El 29 de septiembre de 2025 perdió una pierna cuando su coche recibió el impacto de un dron FPV. A su lado viajaba la enfermera Valentyna Kolomatska, que sufrió quemaduras térmicas. Su vehículo estaba claramente señalizado. «Mi coche era un Duster blanco, claramente marcado con una cruz roja médica. Pero la cruz roja no me protegió», explica Rebrov.

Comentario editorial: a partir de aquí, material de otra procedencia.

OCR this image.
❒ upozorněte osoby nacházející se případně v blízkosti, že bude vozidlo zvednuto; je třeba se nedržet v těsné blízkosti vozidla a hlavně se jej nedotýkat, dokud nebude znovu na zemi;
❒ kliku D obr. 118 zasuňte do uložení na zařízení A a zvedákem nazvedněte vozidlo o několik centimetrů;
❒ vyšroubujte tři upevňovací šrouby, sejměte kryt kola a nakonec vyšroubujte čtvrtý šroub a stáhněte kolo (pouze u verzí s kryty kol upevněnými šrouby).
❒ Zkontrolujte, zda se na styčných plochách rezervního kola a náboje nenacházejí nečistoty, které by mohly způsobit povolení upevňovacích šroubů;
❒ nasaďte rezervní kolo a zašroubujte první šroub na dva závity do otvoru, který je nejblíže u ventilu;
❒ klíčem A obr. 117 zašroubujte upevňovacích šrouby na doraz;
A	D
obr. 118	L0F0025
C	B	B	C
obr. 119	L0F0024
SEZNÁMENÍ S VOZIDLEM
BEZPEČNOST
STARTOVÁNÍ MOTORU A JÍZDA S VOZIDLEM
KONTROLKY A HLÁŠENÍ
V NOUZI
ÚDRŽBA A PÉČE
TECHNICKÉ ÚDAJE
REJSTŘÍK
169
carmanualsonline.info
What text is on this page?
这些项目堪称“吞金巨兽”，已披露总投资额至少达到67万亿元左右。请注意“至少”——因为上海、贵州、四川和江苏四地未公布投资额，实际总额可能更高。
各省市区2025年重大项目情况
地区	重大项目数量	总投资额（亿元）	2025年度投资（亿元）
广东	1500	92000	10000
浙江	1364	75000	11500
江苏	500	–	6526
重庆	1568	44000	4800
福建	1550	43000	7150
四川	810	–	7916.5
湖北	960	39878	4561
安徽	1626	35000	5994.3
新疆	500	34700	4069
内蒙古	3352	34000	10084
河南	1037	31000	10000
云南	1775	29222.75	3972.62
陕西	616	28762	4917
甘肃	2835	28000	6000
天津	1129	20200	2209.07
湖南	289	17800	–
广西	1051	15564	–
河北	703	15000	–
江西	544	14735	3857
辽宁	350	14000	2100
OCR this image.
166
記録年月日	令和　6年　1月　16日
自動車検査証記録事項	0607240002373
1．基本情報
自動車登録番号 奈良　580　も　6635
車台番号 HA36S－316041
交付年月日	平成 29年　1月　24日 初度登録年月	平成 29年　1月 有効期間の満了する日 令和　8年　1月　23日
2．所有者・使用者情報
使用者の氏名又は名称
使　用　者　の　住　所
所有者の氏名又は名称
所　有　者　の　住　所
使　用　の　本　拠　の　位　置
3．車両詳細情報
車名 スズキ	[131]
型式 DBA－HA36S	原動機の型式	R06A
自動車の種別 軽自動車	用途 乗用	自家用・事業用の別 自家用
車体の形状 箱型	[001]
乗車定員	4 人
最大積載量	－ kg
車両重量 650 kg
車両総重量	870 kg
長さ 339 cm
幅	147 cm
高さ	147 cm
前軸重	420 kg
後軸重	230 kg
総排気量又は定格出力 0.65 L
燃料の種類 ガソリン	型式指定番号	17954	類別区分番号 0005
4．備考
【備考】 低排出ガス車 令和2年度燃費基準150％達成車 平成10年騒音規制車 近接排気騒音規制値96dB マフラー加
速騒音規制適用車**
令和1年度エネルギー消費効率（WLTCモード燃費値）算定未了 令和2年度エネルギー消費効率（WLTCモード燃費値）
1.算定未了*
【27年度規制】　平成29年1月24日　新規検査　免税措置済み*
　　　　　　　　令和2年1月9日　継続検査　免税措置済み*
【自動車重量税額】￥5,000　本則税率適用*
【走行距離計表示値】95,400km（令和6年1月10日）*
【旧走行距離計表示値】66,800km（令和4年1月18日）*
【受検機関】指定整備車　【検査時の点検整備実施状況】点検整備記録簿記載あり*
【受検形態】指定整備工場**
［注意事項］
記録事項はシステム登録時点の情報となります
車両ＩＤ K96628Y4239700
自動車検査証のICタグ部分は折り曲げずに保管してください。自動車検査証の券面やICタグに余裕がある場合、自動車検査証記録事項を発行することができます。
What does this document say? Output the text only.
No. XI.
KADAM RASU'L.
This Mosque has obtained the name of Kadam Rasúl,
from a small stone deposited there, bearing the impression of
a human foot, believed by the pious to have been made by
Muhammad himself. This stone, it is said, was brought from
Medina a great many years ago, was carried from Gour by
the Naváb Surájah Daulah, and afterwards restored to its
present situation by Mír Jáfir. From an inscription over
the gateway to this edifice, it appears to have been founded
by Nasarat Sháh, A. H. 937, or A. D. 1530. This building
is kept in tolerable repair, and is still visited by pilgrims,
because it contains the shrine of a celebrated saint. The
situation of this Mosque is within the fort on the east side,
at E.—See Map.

«Las víctimas silenciosas»

La salud no solo se deteriora por los ataques rusos. Muchos de los vecinos de las regiones por las que atraviesa el frente tienen cada vez menos acceso a la atención sanitaria. Entre febrero y marzo de 2026, equipos de MSF encuestaron a 187 civiles en cuatro regiones cercanas al frente: Dnipropetrovsk, Jersón, Mykolaiv y Zaporiyia. La mayoría de los entrevistados son personas mayores y dependientes. Casi tres cuartas partes de ellos, un 72%, afirman que antes de 2022 recibían atención «siempre» o «la mayoría del tiempo». Hoy esa cifra ha caído al 35%. Y un 90% asegura que su salud ha empeorado.

La falta de personal sanitario es otra de las dificultades que enfrenta el país. Según el Ministerio de Sanidad ucraniano, el número de médicos registrados cayó de 143.887 en 2021 a 127.675 en 2024, una pérdida de más de 16.000 profesionales, un 11,3%. La estadística se vuelve más pronunciada en las zonas cercanas a la línea de frente. En Jersón, la plantilla médica se ha reducido un 66% desde 2022, de 79 a 27 médicos.

MSF pide a los países con «influencia» que exijan a Rusia el cese de estos ataques contra el personal sanitario y la infraestructura médica.